We propose to develop fast spatial light modulators (SLM) to address the need for optical hardware compatible with the current fast genetically encoded sensors and actuators. SLMs are versatile optical components that enable beam steering and holographic projection of arbitrary patterns. They have recently been used for patterned optogenetic excitation of specific sets of neurons in the brain. However, current experiments are limited by the low speed of available spatial light modulators (~100 Hz). To match the needs of fast neuronal activation we propose to develop a technology for ultra-fast free-space SLMs with speeds exceeding 10 MHz operating at near infrared wavelengths (850nm-1000nm) and thus compatible with two-photon optogenetic excitation and two-photon microscopy. We already demonstrated proof of concept devices in silicon operating at telecom wavelength (~1550nm) modulated at slower speed via the thermo-optic effect. However, operation at telecom wavelengths is not suitable for most applications in neural stimulation and imaging, and Si can nor be used for wavelengths below ~1100nm because it is absorptive. We will use similar designs and techniques as in our current silicon photonics SLMs to develop devices in GaAs capable of fast optical beam steering in free space in the near infrared. The technology is based on GaAs nano-photonics that already enables on-chip photonic modulators operating at speeds exceeding several GHz.

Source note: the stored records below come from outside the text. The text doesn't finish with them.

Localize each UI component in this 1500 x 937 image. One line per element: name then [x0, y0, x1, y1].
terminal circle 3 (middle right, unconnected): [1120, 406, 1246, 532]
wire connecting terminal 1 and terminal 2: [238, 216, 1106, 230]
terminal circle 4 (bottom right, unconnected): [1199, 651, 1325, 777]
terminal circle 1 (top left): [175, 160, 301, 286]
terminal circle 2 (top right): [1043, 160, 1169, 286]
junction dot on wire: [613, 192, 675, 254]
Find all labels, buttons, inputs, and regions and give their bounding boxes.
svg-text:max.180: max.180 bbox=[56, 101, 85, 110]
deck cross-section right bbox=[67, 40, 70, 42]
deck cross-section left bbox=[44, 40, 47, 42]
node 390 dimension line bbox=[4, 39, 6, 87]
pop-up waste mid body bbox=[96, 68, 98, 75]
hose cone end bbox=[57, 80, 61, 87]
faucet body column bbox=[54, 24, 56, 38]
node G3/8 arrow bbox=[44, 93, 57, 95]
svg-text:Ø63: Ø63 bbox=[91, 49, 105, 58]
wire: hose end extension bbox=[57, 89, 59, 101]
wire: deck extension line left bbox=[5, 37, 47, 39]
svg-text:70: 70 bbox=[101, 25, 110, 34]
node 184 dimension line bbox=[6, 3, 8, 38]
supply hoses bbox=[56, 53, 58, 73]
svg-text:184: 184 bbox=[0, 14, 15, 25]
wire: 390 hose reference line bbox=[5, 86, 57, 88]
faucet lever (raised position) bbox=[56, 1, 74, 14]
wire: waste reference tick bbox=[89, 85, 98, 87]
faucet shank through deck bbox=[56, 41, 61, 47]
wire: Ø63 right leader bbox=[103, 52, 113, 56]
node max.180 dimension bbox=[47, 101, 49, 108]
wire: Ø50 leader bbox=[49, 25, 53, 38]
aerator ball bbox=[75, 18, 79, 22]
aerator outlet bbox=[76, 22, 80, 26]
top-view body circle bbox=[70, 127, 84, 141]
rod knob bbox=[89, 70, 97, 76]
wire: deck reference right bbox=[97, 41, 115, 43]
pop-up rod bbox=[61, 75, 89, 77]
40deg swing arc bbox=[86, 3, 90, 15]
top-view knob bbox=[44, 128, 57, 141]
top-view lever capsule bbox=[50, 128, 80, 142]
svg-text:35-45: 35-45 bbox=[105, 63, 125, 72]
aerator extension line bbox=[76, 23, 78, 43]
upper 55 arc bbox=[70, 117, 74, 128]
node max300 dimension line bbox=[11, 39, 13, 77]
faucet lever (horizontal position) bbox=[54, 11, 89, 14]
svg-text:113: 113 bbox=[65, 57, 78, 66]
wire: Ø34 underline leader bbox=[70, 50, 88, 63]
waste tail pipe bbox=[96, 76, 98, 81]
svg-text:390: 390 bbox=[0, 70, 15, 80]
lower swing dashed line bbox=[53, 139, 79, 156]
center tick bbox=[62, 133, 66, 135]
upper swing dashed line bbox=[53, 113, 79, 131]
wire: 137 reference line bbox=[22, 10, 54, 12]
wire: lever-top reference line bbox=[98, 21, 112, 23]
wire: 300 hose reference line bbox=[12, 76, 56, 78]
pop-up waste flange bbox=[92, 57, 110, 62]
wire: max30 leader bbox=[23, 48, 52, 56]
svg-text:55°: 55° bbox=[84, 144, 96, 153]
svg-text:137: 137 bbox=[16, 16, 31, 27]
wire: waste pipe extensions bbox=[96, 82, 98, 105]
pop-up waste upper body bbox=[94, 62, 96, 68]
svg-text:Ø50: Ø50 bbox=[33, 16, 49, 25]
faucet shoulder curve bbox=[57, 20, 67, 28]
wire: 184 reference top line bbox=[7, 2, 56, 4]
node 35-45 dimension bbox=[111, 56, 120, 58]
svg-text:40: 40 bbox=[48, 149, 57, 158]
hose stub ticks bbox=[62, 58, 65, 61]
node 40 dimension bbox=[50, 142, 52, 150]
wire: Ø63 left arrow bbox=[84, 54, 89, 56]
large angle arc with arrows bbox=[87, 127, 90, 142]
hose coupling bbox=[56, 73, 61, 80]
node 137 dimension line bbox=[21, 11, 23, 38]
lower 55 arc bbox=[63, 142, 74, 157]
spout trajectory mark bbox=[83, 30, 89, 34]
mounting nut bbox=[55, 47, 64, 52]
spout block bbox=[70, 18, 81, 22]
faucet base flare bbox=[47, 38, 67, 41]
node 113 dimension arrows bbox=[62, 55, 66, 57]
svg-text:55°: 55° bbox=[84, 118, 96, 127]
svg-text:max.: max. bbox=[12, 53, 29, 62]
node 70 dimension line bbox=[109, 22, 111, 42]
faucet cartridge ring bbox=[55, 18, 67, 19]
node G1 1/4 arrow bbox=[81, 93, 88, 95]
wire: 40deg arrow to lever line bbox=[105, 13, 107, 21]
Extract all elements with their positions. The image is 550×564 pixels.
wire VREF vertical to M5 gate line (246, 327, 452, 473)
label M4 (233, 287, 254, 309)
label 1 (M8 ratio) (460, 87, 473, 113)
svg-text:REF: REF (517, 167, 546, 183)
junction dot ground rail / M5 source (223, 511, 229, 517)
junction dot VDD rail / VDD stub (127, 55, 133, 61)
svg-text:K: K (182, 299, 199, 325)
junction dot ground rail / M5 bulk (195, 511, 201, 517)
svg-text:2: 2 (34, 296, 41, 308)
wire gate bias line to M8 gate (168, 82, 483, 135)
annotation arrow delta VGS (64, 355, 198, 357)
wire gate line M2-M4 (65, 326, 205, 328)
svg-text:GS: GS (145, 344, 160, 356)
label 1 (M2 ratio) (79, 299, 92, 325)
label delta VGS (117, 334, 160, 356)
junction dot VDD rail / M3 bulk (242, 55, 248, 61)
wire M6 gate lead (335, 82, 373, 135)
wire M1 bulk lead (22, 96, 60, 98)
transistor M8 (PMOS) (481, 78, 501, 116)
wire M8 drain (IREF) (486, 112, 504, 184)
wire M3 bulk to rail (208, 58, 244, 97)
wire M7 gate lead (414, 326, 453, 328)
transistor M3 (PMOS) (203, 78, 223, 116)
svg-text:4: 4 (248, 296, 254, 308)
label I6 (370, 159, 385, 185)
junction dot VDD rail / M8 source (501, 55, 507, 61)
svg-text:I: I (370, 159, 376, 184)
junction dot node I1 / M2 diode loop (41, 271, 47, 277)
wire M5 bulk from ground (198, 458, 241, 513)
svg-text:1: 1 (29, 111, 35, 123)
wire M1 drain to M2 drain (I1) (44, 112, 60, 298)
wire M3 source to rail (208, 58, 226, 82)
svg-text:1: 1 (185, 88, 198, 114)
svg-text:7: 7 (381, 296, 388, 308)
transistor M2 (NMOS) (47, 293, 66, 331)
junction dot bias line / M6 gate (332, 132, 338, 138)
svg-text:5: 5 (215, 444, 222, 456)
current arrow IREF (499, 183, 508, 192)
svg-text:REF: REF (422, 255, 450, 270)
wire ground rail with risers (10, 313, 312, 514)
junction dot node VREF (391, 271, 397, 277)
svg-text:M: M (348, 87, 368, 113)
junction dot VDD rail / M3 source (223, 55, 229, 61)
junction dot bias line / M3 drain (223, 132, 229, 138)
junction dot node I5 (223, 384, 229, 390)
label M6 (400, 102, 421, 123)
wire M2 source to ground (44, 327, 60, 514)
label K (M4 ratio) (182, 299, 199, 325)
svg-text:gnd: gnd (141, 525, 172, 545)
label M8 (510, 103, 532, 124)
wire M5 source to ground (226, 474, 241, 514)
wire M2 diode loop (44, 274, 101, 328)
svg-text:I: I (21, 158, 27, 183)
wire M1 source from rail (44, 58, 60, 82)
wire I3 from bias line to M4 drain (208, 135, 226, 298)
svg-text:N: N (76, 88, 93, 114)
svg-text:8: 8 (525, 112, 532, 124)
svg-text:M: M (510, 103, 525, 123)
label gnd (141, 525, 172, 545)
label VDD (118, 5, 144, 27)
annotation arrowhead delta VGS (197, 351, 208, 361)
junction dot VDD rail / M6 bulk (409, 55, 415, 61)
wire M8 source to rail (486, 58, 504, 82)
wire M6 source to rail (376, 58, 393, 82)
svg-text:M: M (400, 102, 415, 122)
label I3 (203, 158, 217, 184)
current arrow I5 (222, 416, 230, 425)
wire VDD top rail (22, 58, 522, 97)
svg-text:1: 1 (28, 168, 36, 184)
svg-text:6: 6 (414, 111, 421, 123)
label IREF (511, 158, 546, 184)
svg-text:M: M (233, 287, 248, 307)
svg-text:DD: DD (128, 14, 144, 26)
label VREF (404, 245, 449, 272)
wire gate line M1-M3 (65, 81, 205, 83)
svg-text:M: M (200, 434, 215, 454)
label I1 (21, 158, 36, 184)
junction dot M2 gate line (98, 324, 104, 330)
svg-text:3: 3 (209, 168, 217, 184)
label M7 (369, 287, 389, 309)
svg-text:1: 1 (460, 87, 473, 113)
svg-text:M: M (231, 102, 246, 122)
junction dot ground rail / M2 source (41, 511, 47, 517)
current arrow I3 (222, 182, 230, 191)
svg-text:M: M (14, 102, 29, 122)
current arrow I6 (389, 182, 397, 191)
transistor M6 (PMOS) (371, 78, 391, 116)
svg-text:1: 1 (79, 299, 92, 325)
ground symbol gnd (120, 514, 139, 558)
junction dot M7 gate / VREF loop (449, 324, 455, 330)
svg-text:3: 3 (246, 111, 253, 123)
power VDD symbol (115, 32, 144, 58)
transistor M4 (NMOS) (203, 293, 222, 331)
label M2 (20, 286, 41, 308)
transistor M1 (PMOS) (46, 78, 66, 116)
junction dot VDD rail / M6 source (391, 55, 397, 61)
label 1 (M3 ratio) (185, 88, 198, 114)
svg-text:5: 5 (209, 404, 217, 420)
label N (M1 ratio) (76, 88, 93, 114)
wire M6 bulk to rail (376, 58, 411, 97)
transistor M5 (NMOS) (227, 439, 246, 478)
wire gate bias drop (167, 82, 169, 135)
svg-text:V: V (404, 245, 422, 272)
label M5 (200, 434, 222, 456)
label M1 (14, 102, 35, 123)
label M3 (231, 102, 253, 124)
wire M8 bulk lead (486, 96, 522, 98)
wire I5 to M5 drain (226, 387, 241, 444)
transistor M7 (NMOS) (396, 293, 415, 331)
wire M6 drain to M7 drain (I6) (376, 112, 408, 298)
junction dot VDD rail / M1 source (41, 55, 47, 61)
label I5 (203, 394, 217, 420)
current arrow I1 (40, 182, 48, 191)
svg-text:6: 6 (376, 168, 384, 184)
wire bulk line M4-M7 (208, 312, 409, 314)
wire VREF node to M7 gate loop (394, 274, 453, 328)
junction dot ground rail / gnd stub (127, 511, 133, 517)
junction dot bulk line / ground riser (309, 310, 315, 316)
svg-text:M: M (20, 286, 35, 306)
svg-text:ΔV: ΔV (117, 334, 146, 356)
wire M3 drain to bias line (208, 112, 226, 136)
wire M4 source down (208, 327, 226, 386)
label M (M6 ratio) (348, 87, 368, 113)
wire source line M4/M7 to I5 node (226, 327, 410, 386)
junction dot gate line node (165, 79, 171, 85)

Aim 1 : Develop proof of concept of a single SLM pixel and demonstrate operation at speeds faster than 10MHz in the near infrared. For this aim we will translate our already developed designs for Si SLMs to the GaAs material. We will show first modulation using the thermo-optic effect with speeds exceeding 1KHz, and then modulation using carrier injection/depletion at speeds exceeding 10MHz. The pixel size will be ~10mx10m Aim 2: Develop a prototype SLM with 8x8 pixels and demonstrate basic beam deflection functionality. This is a small version of the final device. It will allow us to troubleshoot any problems that may arise with the device, like cross-talk between pixels, heating, maximum optical power that can be handled.
Aim 3 : Develop a prototype SLM with >1000x1000 pixels and demonstrate fast optical beam steering. This is a SLM prototype that will have most of the functionality required to demonstrate proof of concept beam steering and pattern projection at speeds greater than 10MHz. We will demonstrate proof of concept two photon excitation microscopy.
(Relevance to public health) Brain disorders take a great toll in the US and worldwide. Progress has been limited by the availability of tools to investigate neuronal circuits with temporal and special specificity until the recent development of genetically encoded optical probes. To maximize the impact of current optical actuators and sensors we will develop devices that allow for ultra-fast delivery of optical signals.